About the must-gather tool

The oc adm must-gather CLI command collects the information from your cluster that is most likely needed for debugging issues, such as:

  • Resource definitions

  • Audit logs

  • Service logs

You can specify one or more images when you run the command by including the --image argument. When you specify an image, the tool collects data related to that feature or product.

When you run oc adm must-gather, a new pod is created on the cluster. The data is collected on that pod and saved in a new directory that starts with must-gather.local. This directory is created in the current working directory.

About collecting service mesh data

You can use the oc adm must-gather CLI command to collect information about your cluster, including features and objects associated with Red Hat OpenShift Service Mesh.

Prerequisites
  • Access to the cluster as a user with the cluster-admin role.

  • The OpenShift Container Platform CLI (oc) installed.

Precedure
  1. To collect Red Hat OpenShift Service Mesh data with must-gather, you must specify the Red Hat OpenShift Service Mesh image.

    $ oc adm must-gather --image=registry.redhat.io/openshift-service-mesh/istio-must-gather-rhel8
  2. To collect Red Hat OpenShift Service Mesh data for a specific control plane namespace with must-gather, you must specify the Red Hat OpenShift Service Mesh image and namespace. In this example, replace <namespace> with your control plane namespace, such as istio-system.
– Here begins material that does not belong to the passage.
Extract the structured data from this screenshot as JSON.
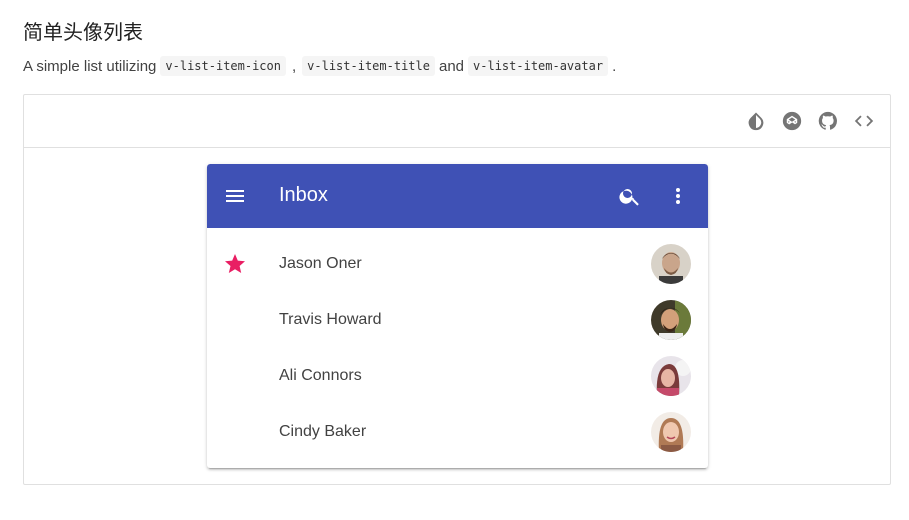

    $ oc adm must-gather --image=registry.redhat.io/openshift-service-mesh/istio-must-gather-rhel8 gather <namespace>

For prompt support, supply diagnostic information for both OpenShift Container Platform and Red Hat OpenShift Service Mesh.

Submitting a support case

Prerequisites
  • You have access to the cluster as a user with the cluster-admin role.

  • You have installed the OpenShift CLI (oc).
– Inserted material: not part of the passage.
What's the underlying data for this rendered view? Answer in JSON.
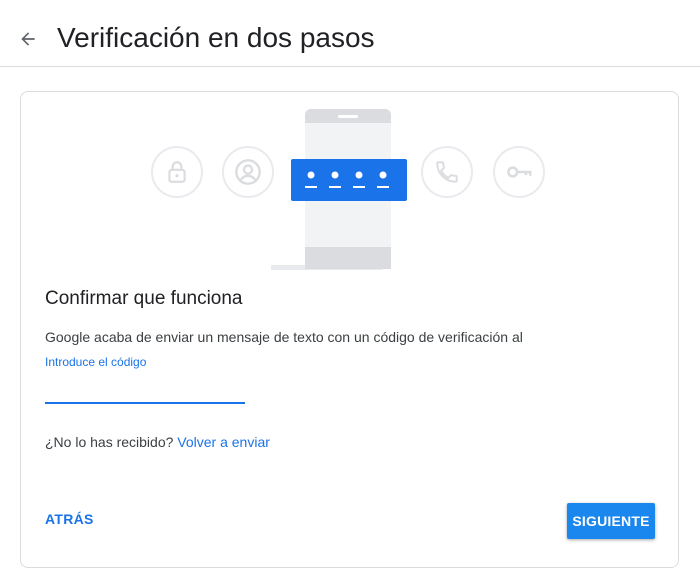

  • You have a Red Hat Customer Portal account.

  • You have a Red Hat standard or premium Subscription.

Procedure
  1. Log in to the Red Hat Customer Portal and select SUPPORT CASESOpen a case.

  2. Select the appropriate category for your issue (such as Defect / Bug), product (OpenShift Container Platform), and product version (4.6, if this is not already autofilled).
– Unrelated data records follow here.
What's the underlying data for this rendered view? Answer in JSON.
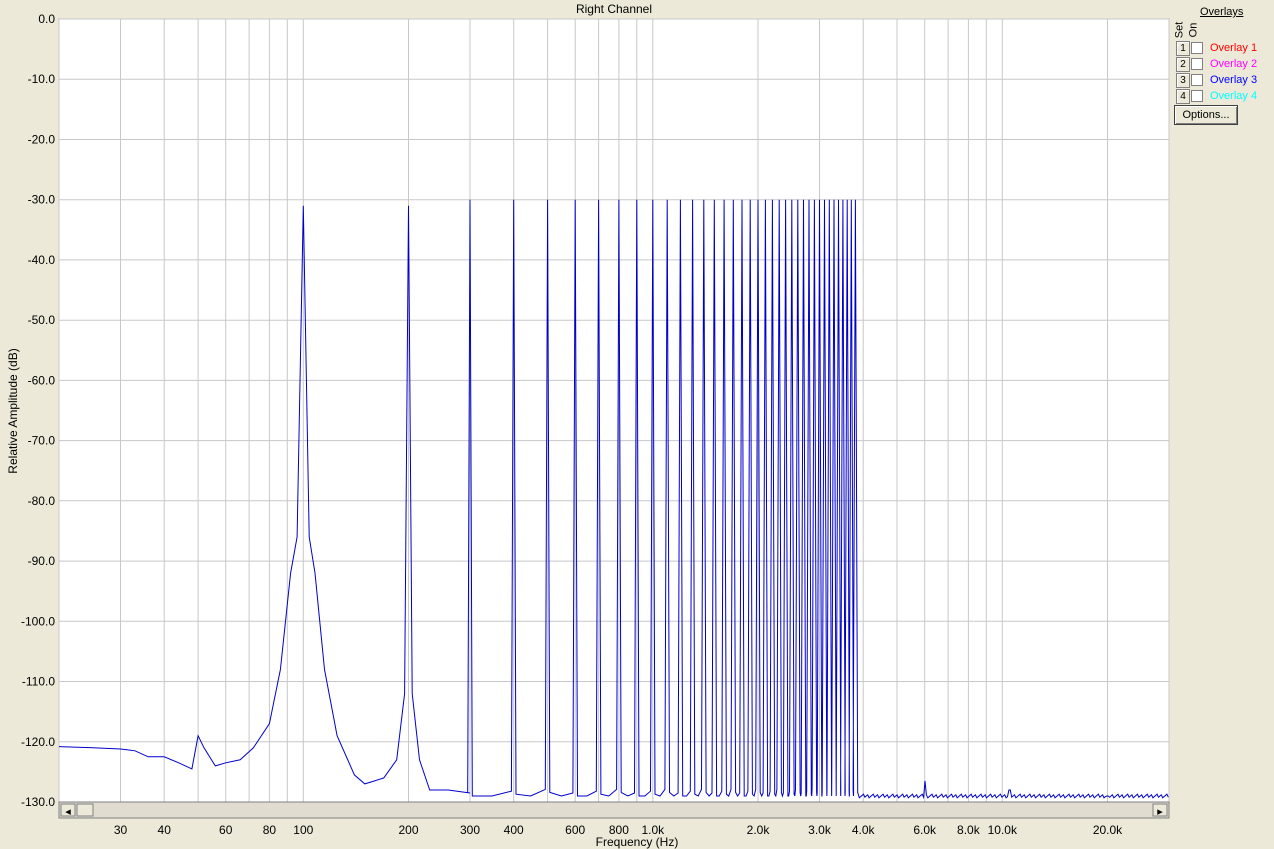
{
  "chart_data": {
    "type": "line",
    "title": "Right Channel",
    "xlabel": "Frequency (Hz)",
    "ylabel": "Relative Amplitude (dB)",
    "xscale": "log",
    "xlim": [
      20,
      30000
    ],
    "ylim": [
      -130,
      0
    ],
    "grid": true,
    "y_ticks": [
      0,
      -10,
      -20,
      -30,
      -40,
      -50,
      -60,
      -70,
      -80,
      -90,
      -100,
      -110,
      -120,
      -130
    ],
    "y_tick_labels": [
      "0.0",
      "-10.0",
      "-20.0",
      "-30.0",
      "-40.0",
      "-50.0",
      "-60.0",
      "-70.0",
      "-80.0",
      "-90.0",
      "-100.0",
      "-110.0",
      "-120.0",
      "-130.0"
    ],
    "x_ticks": [
      30,
      40,
      60,
      80,
      100,
      200,
      300,
      400,
      600,
      800,
      1000,
      2000,
      3000,
      4000,
      6000,
      8000,
      10000,
      20000
    ],
    "x_tick_labels": [
      "30",
      "40",
      "60",
      "80",
      "100",
      "200",
      "300",
      "400",
      "600",
      "800",
      "1.0k",
      "2.0k",
      "3.0k",
      "4.0k",
      "6.0k",
      "8.0k",
      "10.0k",
      "20.0k"
    ],
    "series": [
      {
        "color": "#0000cc",
        "x": [
          20,
          25,
          30,
          33,
          36,
          40,
          44,
          48,
          50,
          52,
          56,
          60,
          66,
          72,
          80,
          86,
          92,
          96,
          100,
          104,
          108,
          115,
          125,
          140,
          150,
          160,
          170,
          185,
          195,
          200,
          205,
          215,
          230,
          260,
          300
        ],
        "y": [
          -120.8,
          -121,
          -121.2,
          -121.5,
          -122.5,
          -122.5,
          -123.5,
          -124.5,
          -119,
          -121,
          -124,
          -123.5,
          -123,
          -121,
          -117,
          -108,
          -92,
          -86,
          -31,
          -86,
          -92,
          -108,
          -119,
          -125.5,
          -127,
          -126.5,
          -126,
          -123,
          -112,
          -31,
          -112,
          -123,
          -128,
          -128,
          -128.5
        ],
        "peaks_x": [
          300,
          400,
          500,
          600,
          700,
          800,
          900,
          1000,
          1100,
          1200,
          1300,
          1400,
          1500,
          1600,
          1700,
          1800,
          1900,
          2000,
          2100,
          2200,
          2300,
          2400,
          2500,
          2600,
          2700,
          2800,
          2900,
          3000,
          3100,
          3200,
          3300,
          3400,
          3500,
          3600,
          3700,
          3800
        ],
        "peaks_y": -30,
        "noise_floor": [
          [
            4000,
            -129
          ],
          [
            6000,
            -129
          ],
          [
            10000,
            -129
          ],
          [
            20000,
            -129
          ],
          [
            30000,
            -129
          ]
        ],
        "floor_spikes": [
          [
            6000,
            -126.5
          ],
          [
            10500,
            -128
          ],
          [
            20000,
            -129
          ]
        ]
      }
    ]
  },
  "overlays_panel": {
    "header_set": "Set",
    "header_on": "On",
    "header_overlays": "Overlays",
    "items": [
      {
        "set_label": "1",
        "label": "Overlay 1",
        "color": "#ff0000"
      },
      {
        "set_label": "2",
        "label": "Overlay 2",
        "color": "#ff00ff"
      },
      {
        "set_label": "3",
        "label": "Overlay 3",
        "color": "#0000ff"
      },
      {
        "set_label": "4",
        "label": "Overlay 4",
        "color": "#00ffff"
      }
    ],
    "options_label": "Options..."
  },
  "scrollbar": {
    "left_arrow": "◂",
    "right_arrow": "▸"
  }
}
  3. Review the list of suggested Red Hat Knowledgebase solutions for a potential match against the problem that is being reported. If the suggested articles do not address the issue, click Continue.

  4. Enter a concise but descriptive problem summary and further details about the symptoms being experienced, as well as your expectations.

  5. Review the updated list of suggested Red Hat Knowledgebase solutions for a potential match against the problem that is being reported. The list is refined as you provide more information during the case creation process. If the suggested articles do not address the issue, click Continue.

  6. Ensure that the account information presented is as expected, and if not, amend accordingly.

  7. Check that the autofilled OpenShift Container Platform Cluster ID is correct. If it is not, manually obtain your cluster ID.

    • To manually obtain your cluster ID using the OpenShift Container Platform web console:

      1. Navigate to HomeDashboardsOverview.

      2. Find the value in the Cluster ID field of the Details section.

    • Alternatively, it is possible to open a new support case through the OpenShift Container Platform web console and have your cluster ID autofilled.

      1. From the toolbar, navigate to (?) HelpOpen Support Case.

      2. The Cluster ID value is autofilled.

    • To obtain your cluster ID using the OpenShift CLI (oc), run the following command:

      $ oc get clusterversion -o jsonpath='{.items[].spec.clusterID}{"\n"}'
  8. Complete the following questions where prompted and then click Continue:

    • Where are you experiencing the behavior? What environment?

    • When does the behavior occur? Frequency? Repeatedly? At certain times?

    • What information can you provide around time-frames and the business impact?

  9. Upload relevant diagnostic data files and click Continue. It is recommended to include data gathered using the oc adm must-gather command as a starting point, plus any issue specific data that is not collected by that command.

  10. Input relevant case management details and click Continue.

  11. Preview the case details and click Submit.